The scan processing can be broken down into the following components:

  1. Decode RGB and depth frames from compressed streams

    The convert checkbox in Web-UI is used to control whether extract rgb and depth frames from the uploaded compressed scan streams

    • Color RGB frames are extracted by ffmpeg.
    • Depth frames are extracted by zlib, implementation details on scripts.depth2png.py.
  2. Scan Reconstruction

    Open3D RGB-D Reconstruction Pipeline

    When the depth sensor is available, the RGB-D data can be acquired, Open3D RGB-D reconstruction pipeline can provide more robust reconstruction result.

    Meshroom RGB Photogrammetric Reconstruction Pipeline

    When only RGB data is available, Meshroom photogrammetric pipeline based on structure from motion(sfm) and multi-view stereo(mvs) reconstruction pipeline can be used.

  3. Mesh Topology Cleanup and Decimation

    Meshes extracted by Open3D RGB-D reconstruction pipeline usually contains millions of vertices and faces, we use Instant Meshes to perfrom mesh topology cleanup and decimation after reconstruction to reduce mesh complexity, and keep geometry unchanged as much as possible.

    Meshroom reconstruction pipeline has built in mesh cleanup functionality, we don't need to apply topology cleanup and decimation use Instant Meshes if user choose to use this pipeline.

  4. Texturing

    After mesh topology cleanup and decimation, the color of vertices will no longer be preserved. In order to have a textured mesh we apply texturing process to map textures to the triangle meshes.

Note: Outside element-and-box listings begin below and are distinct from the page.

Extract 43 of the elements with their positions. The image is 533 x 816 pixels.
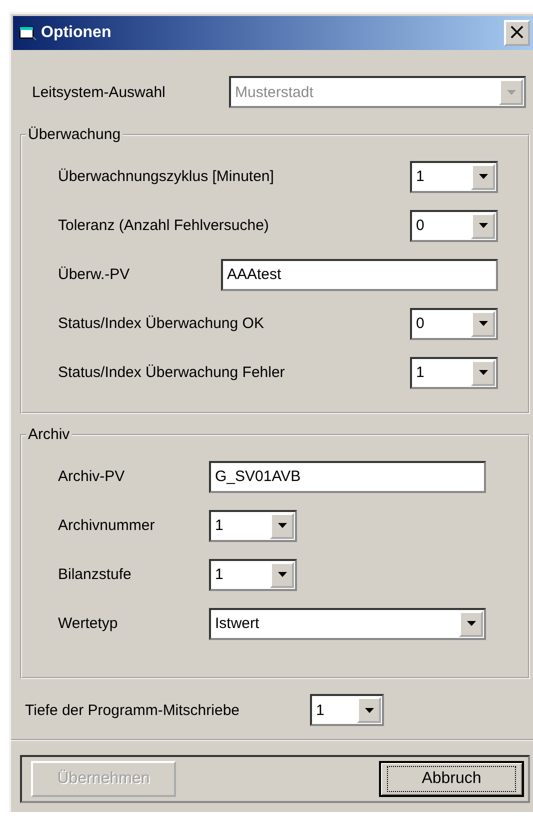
window-title: Optionen	[41, 24, 112, 42]
dropdown-field[interactable]: 1	[410, 356, 498, 388]
group-title: Überwachung	[26, 126, 123, 144]
dropdown-button[interactable]	[357, 697, 381, 723]
field-label: Wertetyp	[58, 615, 119, 632]
field-label: Toleranz (Anzahl Fehlversuche)	[58, 217, 269, 234]
text-field[interactable]: G_SV01AVB	[209, 460, 486, 492]
field-label: Bilanzstufe	[58, 566, 132, 583]
field-label: Archiv-PV	[58, 468, 126, 485]
caret-icon	[478, 370, 488, 375]
dropdown-field[interactable]: 1	[209, 558, 297, 590]
dropdown-field[interactable]: 0	[410, 210, 498, 242]
dropdown-field[interactable]: 0	[410, 308, 498, 340]
dropdown-button[interactable]	[471, 164, 495, 190]
caret-icon	[364, 708, 374, 712]
field-label: Überwachnungszyklus [Minuten]	[58, 168, 274, 185]
dropdown-field[interactable]: 1	[410, 160, 498, 192]
caret-icon	[506, 90, 516, 94]
dropdown-button[interactable]	[471, 310, 495, 336]
close-button[interactable]: ×	[504, 20, 530, 46]
dropdown-field[interactable]: 1	[209, 510, 297, 542]
caret-icon	[478, 321, 488, 326]
caret-icon	[466, 621, 476, 626]
field-label: Status/Index Überwachung Fehler	[58, 364, 285, 381]
caret-icon	[278, 572, 286, 577]
field-label: Tiefe der Programm-Mitschriebe	[25, 702, 241, 718]
window-icon	[19, 25, 37, 41]
dropdown-button[interactable]	[270, 512, 294, 538]
caret-icon	[278, 523, 286, 528]
field-label: Status/Index Überwachung OK	[58, 315, 264, 332]
dropdown-button[interactable]	[459, 610, 483, 636]
field-label: Leitsystem-Auswahl	[32, 84, 166, 100]
dropdown-field[interactable]: Istwert	[209, 608, 486, 640]
dropdown-button[interactable]	[471, 360, 495, 386]
text-field[interactable]: AAAtest	[221, 258, 498, 290]
dropdown-button[interactable]	[471, 212, 495, 238]
caret-icon	[478, 223, 488, 228]
caret-icon	[478, 174, 488, 179]
dropdown-field[interactable]: 1	[310, 694, 384, 726]
dropdown-button[interactable]	[270, 562, 294, 588]
field-label: Überw.-PV	[58, 266, 130, 283]
cancel-button[interactable]: Abbruch	[379, 761, 524, 797]
field-label: Archivnummer	[58, 517, 156, 534]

    We are working on utilize Meshroom pipeline's Texturing node to perform the texturing. Which requires a .abc format dense point cloud with camera poses stored in it, rgb color images for each camera view in the .abc file and the mesh as inputs.

  5. Segmentation

    Segmentor uses Felzenswalb and Huttenlocher's Graph Based Image Segmentation algorithm on computed mesh normals. It takes the cleaned and decimated triagnle mesh as input and output a .segs.json file, which contains segment indices for vertices in the mesh.

  6. Rendering

    Fast Thumbnail renderer

    • scripts/render.py Open3D triangle mesh visualization with headless rendering, which generates an 200x150 thumbnail image of reconstruted mesh.
      Quality Driven Stochastic Ray Tracing Renderer
    • scripts/mts_render.py To generate more visually appealing rendering results, we use Mitsuba2 renderer to render a 1920x1440 image of the reconstruted mesh. thumbnail.sh can be used to generating thumbnails from rendered image.
  • start_process_server.py - Starts the scan processing server. The main entry point is at process.py. Running this starts the upload server on port 5000, simple flask server that only handles one request at a time (will block until scan is processed).
  • scan_processor.py - Main scan processing script. Edit to see/change path for tools/applications.

Indexing scripts

Indexing scripts are used to collate information about the scans and index them.

  • monitor.py - Web service entry point for monitoring and triggering of indexing of scans. Run python monitor.py to start the monitor server on port 5001 (simple flask server).
  • index.py - Creates index of scans in a directory and outputs a csv file
  • scripts/index_scannet.sh - Index both staging and checked scans and updates WebUI db

Statistics computation scripts

  • compute_annotation_stats.py - Compute aggregated annotation statistics
  • compute_timings.py - Compute processing times for scans
  • scripts/combine_stats.py - Combines statistics with index

Configuration files

  • scannet.json - Metadata for ScanNet assets for use with the Scene Toolkit viewer
  • scan_stages.json - The stages of the scan pipeline (so we can track progress)
  • upload.ini - Configuration file for upload server

Setup Staging Server

./start_upload_server.sh    # Start the upload server, recieve files from scanner app
./start_process_server.sh   # Start the process server, recieve process request from web-ui
./monitor.py or python monitor.py   # Web service entry point for monitoring and triggering of indexing of scans.